When Obasanjo had to leave power against his personal wish and desire after his Third Term bid failed, he brought to power an ailing civilian, Umaru Musa Yar’Adua who of course died on the job. The next civilian on the line, the then Vice-President Goodluck Ebele Jonathan, met with all makes of obstacles before he could replace the dead man as President. Jonathan ran the most sabotaged presidency ever. It was all war on the political front.

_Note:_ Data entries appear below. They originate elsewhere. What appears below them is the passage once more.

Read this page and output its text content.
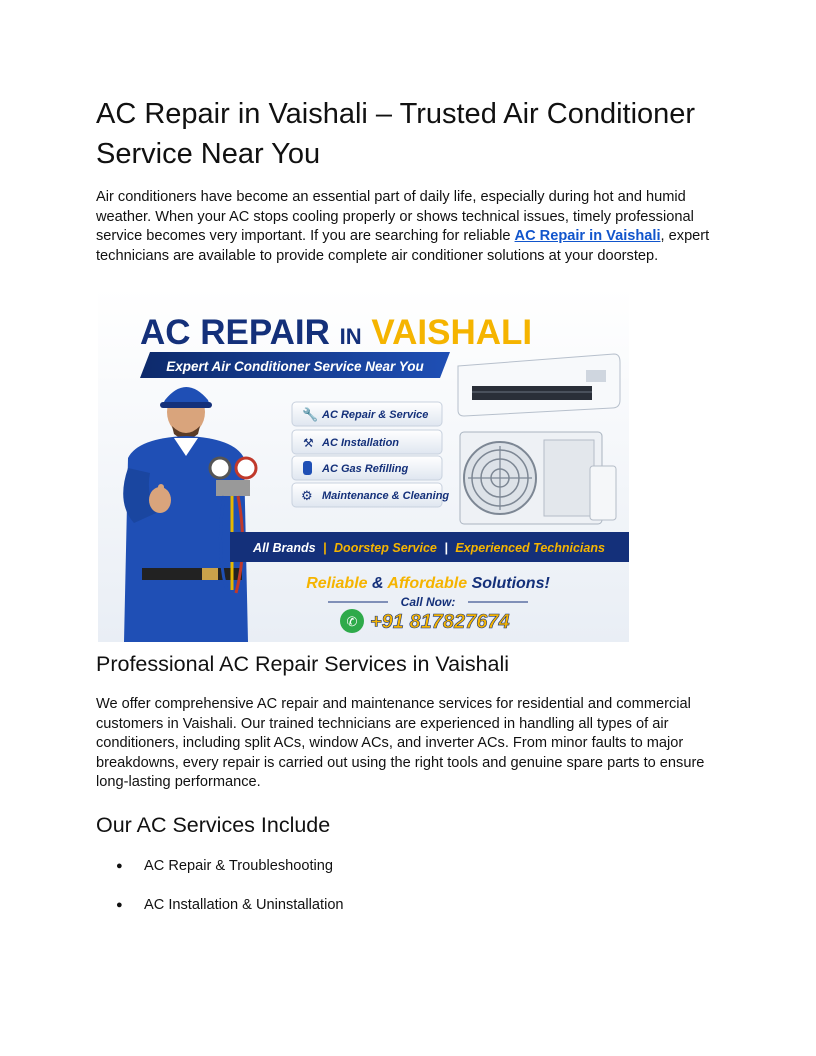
AC Repair in Vaishali – Trusted Air Conditioner Service Near You

Air conditioners have become an essential part of daily life, especially during hot and humid weather. When your AC stops cooling properly or shows technical issues, timely professional service becomes very important. If you are searching for reliable AC Repair in Vaishali, expert technicians are available to provide complete air conditioner solutions at your doorstep.

AC REPAIR IN VAISHALI
Expert Air Conditioner Service Near You
🔧 AC Repair & Service
⚒ AC Installation
AC Gas Refilling
⚙ Maintenance & Cleaning
All Brands | Doorstep Service | Experienced Technicians
Reliable & Affordable Solutions!
Call Now:
✆ +91 817827674
Professional AC Repair Services in Vaishali

We offer comprehensive AC repair and maintenance services for residential and commercial customers in Vaishali. Our trained technicians are experienced in handling all types of air conditioners, including split ACs, window ACs, and inverter ACs. From minor faults to major breakdowns, every repair is carried out using the right tools and genuine spare parts to ensure long-lasting performance.

Our AC Services Include
● AC Repair & Troubleshooting
● AC Installation & Uninstallation
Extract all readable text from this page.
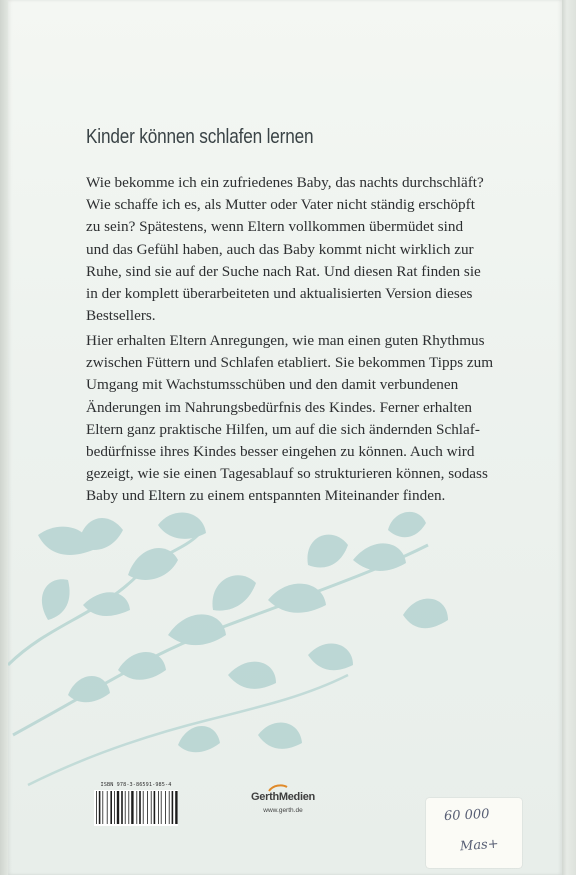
Kinder können schlafen lernen
Wie bekomme ich ein zufriedenes Baby, das nachts durchschläft?
Wie schaffe ich es, als Mutter oder Vater nicht ständig erschöpft
zu sein? Spätestens, wenn Eltern vollkommen übermüdet sind
und das Gefühl haben, auch das Baby kommt nicht wirklich zur
Ruhe, sind sie auf der Suche nach Rat. Und diesen Rat finden sie
in der komplett überarbeiteten und aktualisierten Version dieses
Bestsellers.
Hier erhalten Eltern Anregungen, wie man einen guten Rhythmus
zwischen Füttern und Schlafen etabliert. Sie bekommen Tipps zum
Umgang mit Wachstumsschüben und den damit verbundenen
Änderungen im Nahrungsbedürfnis des Kindes. Ferner erhalten
Eltern ganz praktische Hilfen, um auf die sich ändernden Schlaf-
bedürfnisse ihres Kindes besser eingehen zu können. Auch wird
gezeigt, wie sie einen Tagesablauf so strukturieren können, sodass
Baby und Eltern zu einem entspannten Miteinander finden.
ISBN 978-3-86591-985-4
GerthMedien
www.gerth.de	60 000
Mas+
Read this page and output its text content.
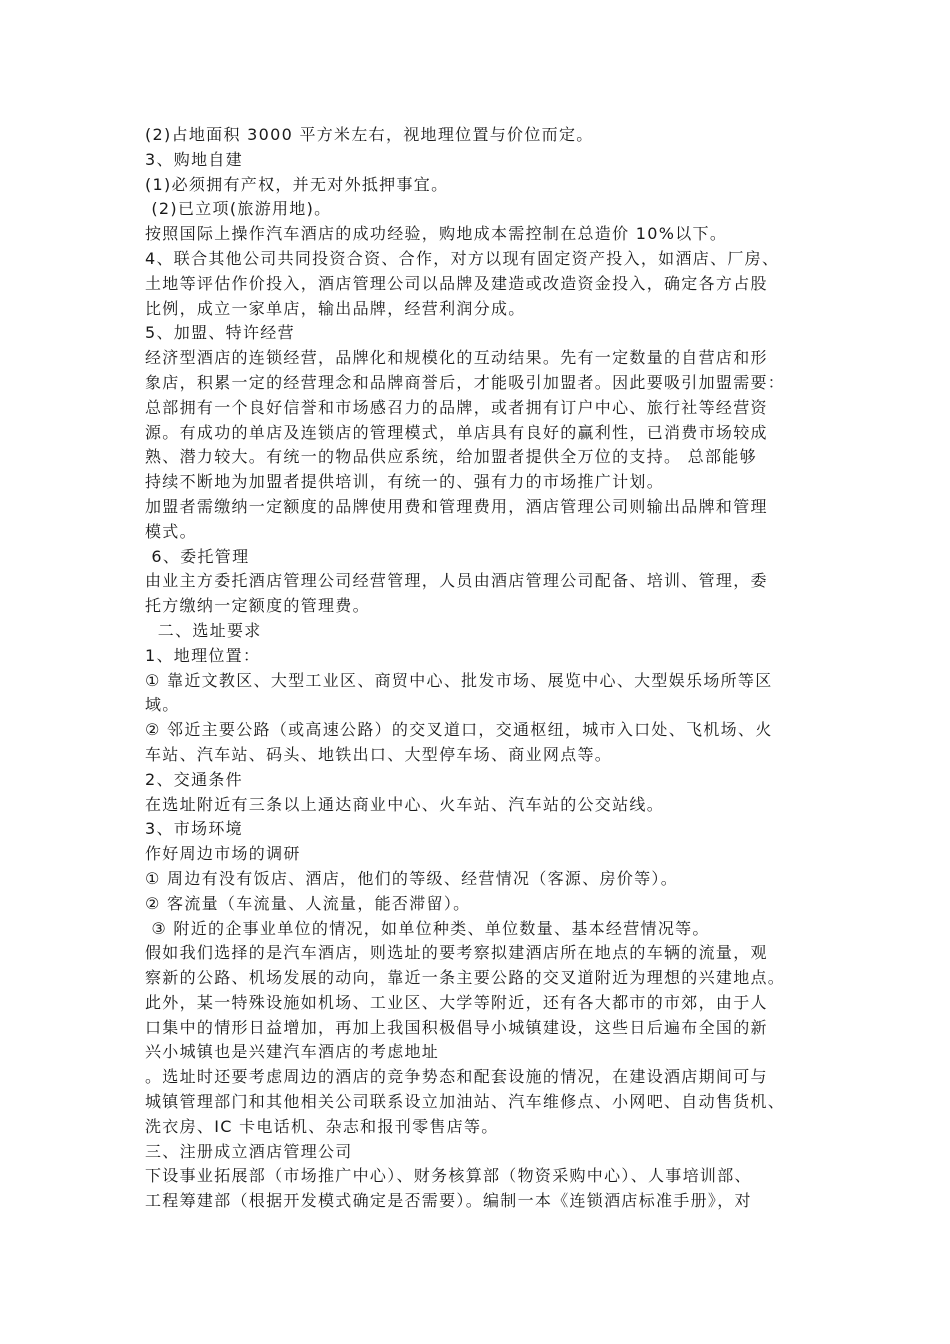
(2)占地面积 3000 平方米左右，视地理位置与价位而定。
3、购地自建
(1)必须拥有产权，并无对外抵押事宜。
(2)已立项(旅游用地)。
按照国际上操作汽车酒店的成功经验，购地成本需控制在总造价 10%以下。
4、联合其他公司共同投资合资、合作，对方以现有固定资产投入，如酒店、厂房、
土地等评估作价投入，酒店管理公司以品牌及建造或改造资金投入，确定各方占股
比例，成立一家单店，输出品牌，经营利润分成。
5、加盟、特许经营
经济型酒店的连锁经营，品牌化和规模化的互动结果。先有一定数量的自营店和形
象店，积累一定的经营理念和品牌商誉后，才能吸引加盟者。因此要吸引加盟需要：
总部拥有一个良好信誉和市场感召力的品牌，或者拥有订户中心、旅行社等经营资
源。有成功的单店及连锁店的管理模式，单店具有良好的赢利性，已消费市场较成
熟、潜力较大。有统一的物品供应系统，给加盟者提供全万位的支持。 总部能够
持续不断地为加盟者提供培训，有统一的、强有力的市场推广计划。
加盟者需缴纳一定额度的品牌使用费和管理费用，酒店管理公司则输出品牌和管理
模式。
6、委托管理
由业主方委托酒店管理公司经营管理，人员由酒店管理公司配备、培训、管理，委
托方缴纳一定额度的管理费。
二、选址要求
1、地理位置：
① 靠近文教区、大型工业区、商贸中心、批发市场、展览中心、大型娱乐场所等区
域。
② 邻近主要公路（或高速公路）的交叉道口，交通枢纽，城市入口处、飞机场、火
车站、汽车站、码头、地铁出口、大型停车场、商业网点等。
2、交通条件
在选址附近有三条以上通达商业中心、火车站、汽车站的公交站线。
3、市场环境
作好周边市场的调研
① 周边有没有饭店、酒店，他们的等级、经营情况（客源、房价等）。
② 客流量（车流量、人流量，能否滞留）。
③ 附近的企事业单位的情况，如单位种类、单位数量、基本经营情况等。
假如我们选择的是汽车酒店，则选址的要考察拟建酒店所在地点的车辆的流量，观
察新的公路、机场发展的动向，靠近一条主要公路的交叉道附近为理想的兴建地点。
此外，某一特殊设施如机场、工业区、大学等附近，还有各大都市的市郊，由于人
口集中的情形日益增加，再加上我国积极倡导小城镇建设，这些日后遍布全国的新
兴小城镇也是兴建汽车酒店的考虑地址
。选址时还要考虑周边的酒店的竞争势态和配套设施的情况，在建设酒店期间可与
城镇管理部门和其他相关公司联系设立加油站、汽车维修点、小网吧、自动售货机、
洗衣房、IC 卡电话机、杂志和报刊零售店等。
三、注册成立酒店管理公司
下设事业拓展部（市场推广中心）、财务核算部（物资采购中心）、人事培训部、
工程筹建部（根据开发模式确定是否需要）。编制一本《连锁酒店标准手册》，对
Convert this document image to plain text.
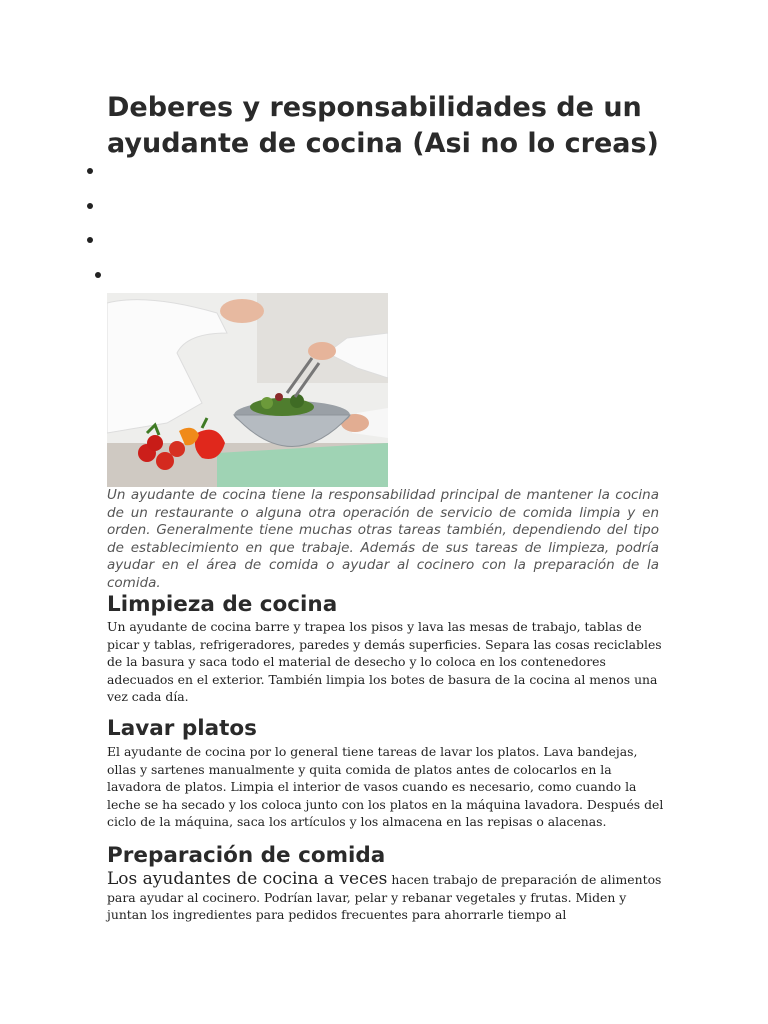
Deberes y responsabilidades de un ayudante de cocina (Asi no lo creas)

Un ayudante de cocina tiene la responsabilidad principal de mantener la cocina de un restaurante o alguna otra operación de servicio de comida limpia y en orden. Generalmente tiene muchas otras tareas también, dependiendo del tipo de establecimiento en que trabaje. Además de sus tareas de limpieza, podría ayudar en el área de comida o ayudar al cocinero con la preparación de la comida.

Limpieza de cocina

Un ayudante de cocina barre y trapea los pisos y lava las mesas de trabajo, tablas de picar y tablas, refrigeradores, paredes y demás superficies. Separa las cosas reciclables de la basura y saca todo el material de desecho y lo coloca en los contenedores adecuados en el exterior. También limpia los botes de basura de la cocina al menos una vez cada día.

Lavar platos

El ayudante de cocina por lo general tiene tareas de lavar los platos. Lava bandejas, ollas y sartenes manualmente y quita comida de platos antes de colocarlos en la lavadora de platos. Limpia el interior de vasos cuando es necesario, como cuando la leche se ha secado y los coloca junto con los platos en la máquina lavadora. Después del ciclo de la máquina, saca los artículos y los almacena en las repisas o alacenas.

Preparación de comida

Los ayudantes de cocina a veces hacen trabajo de preparación de alimentos para ayudar al cocinero. Podrían lavar, pelar y rebanar vegetales y frutas. Miden y juntan los ingredientes para pedidos frecuentes para ahorrarle tiempo al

The clear and present danger became that Nigeria would cease to exist as a nation if ever Jonathan won re-election. Buhari thus became a godsend of change. Buhari has since ascended the seat of power, but old habits die hard. The old reasons for which he was overthrown by his military compatriots back in 1985 are already manifesting in a so-called democracy. Security agents can now brazenly invade a Government House, as happened the other day in Akwa Ibom State. No matter whatever the Buhari worshippers of military rule as sacramental democracy would have us believe the obvious truth has to be told. In the school of democracy, Buhari is not qualified to be in the kindergarten class. He ought to be in crèche. If it is military rule we want in this benighted country, let’s call it by its name instead of abusing the hallowed name of democracy.